Extracted Insight
Jefferies has upgraded its price outlook for base metals, moving from a supply‑driven to a demand‑driven market view. The firm now expects LME copper to peak at $8 per pound in 2030‑31, up from its earlier $6 target, and projects copper to reach $6.50 per pound in 2027 and $8.00 per pound ($17,600 per tonne) by 2031‑32. Aluminum forecasts have also been raised, surpassing consensus estimates. The upward revision is driven by anticipated demand growth from U.S. data‑center construction and power‑infrastructure projects, supported by an ISM index that has stayed above 50 for five straight months after three years of weakness. Supply constraints persist, with the war in Iran exacerbating some shortages. Jefferies notes low price elasticity for base metals, estimating that a 25 % rise in metal prices would add 5‑6 % to total manufacturing costs for white‑goods and electric‑vehicle production, and 2‑3 % to construction costs for data centres. Risks include geopolitical tensions, inflation, a recession triggered by an oil‑price spike, or Federal Reserve rate hikes. The bank’s top mining picks are Freeport, Glencore, Anglo American, Teck Resources and Alcoa.
Stock Market Impact
Higher copper and aluminum price targets are likely to boost sentiment for mining equities and related commodity‑linked stocks, while the noted risks could temper enthusiasm.

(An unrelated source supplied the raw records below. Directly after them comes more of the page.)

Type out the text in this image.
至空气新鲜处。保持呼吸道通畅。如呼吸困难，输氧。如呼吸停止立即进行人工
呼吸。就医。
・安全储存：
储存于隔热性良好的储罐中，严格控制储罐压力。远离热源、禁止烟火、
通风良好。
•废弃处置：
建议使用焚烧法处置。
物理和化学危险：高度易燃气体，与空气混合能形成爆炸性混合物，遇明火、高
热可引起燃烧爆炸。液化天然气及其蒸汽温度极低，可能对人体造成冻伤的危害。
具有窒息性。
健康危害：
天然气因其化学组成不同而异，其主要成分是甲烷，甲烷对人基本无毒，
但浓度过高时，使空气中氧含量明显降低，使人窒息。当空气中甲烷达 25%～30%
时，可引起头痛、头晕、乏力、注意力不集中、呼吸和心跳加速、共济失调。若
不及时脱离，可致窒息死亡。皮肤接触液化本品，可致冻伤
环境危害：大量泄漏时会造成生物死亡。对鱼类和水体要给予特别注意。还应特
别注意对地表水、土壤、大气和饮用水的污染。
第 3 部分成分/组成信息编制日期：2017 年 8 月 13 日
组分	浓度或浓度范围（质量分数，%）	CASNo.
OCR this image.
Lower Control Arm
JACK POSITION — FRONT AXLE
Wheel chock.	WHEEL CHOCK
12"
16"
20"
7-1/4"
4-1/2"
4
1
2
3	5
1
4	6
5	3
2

Listed Companies and Sectors
The forecast highlights the mining sector, specifically major producers Freeport, Glencore, Anglo American, Teck Resources and Alcoa as preferred picks. Companies involved in data‑center construction and power‑infrastructure may see cost pressures from higher metal prices.
Investment Flows
Elevated demand expectations for base metals may attract additional foreign investment into mining projects and related supply‑chain assets, though geopolitical and inflation risks could moderate inflows.
Interest Rates, Inflation, and Liquidity
Jefferies flags potential negative effects from rising inflation and possible Federal Reserve rate hikes, which could dampen economic activity and metal demand.
Fiscal or Monetary Policy
The analysis references possible recessionary impacts from an oil‑price shock and Fed tightening, indicating sensitivity of the metals market to broader monetary policy actions.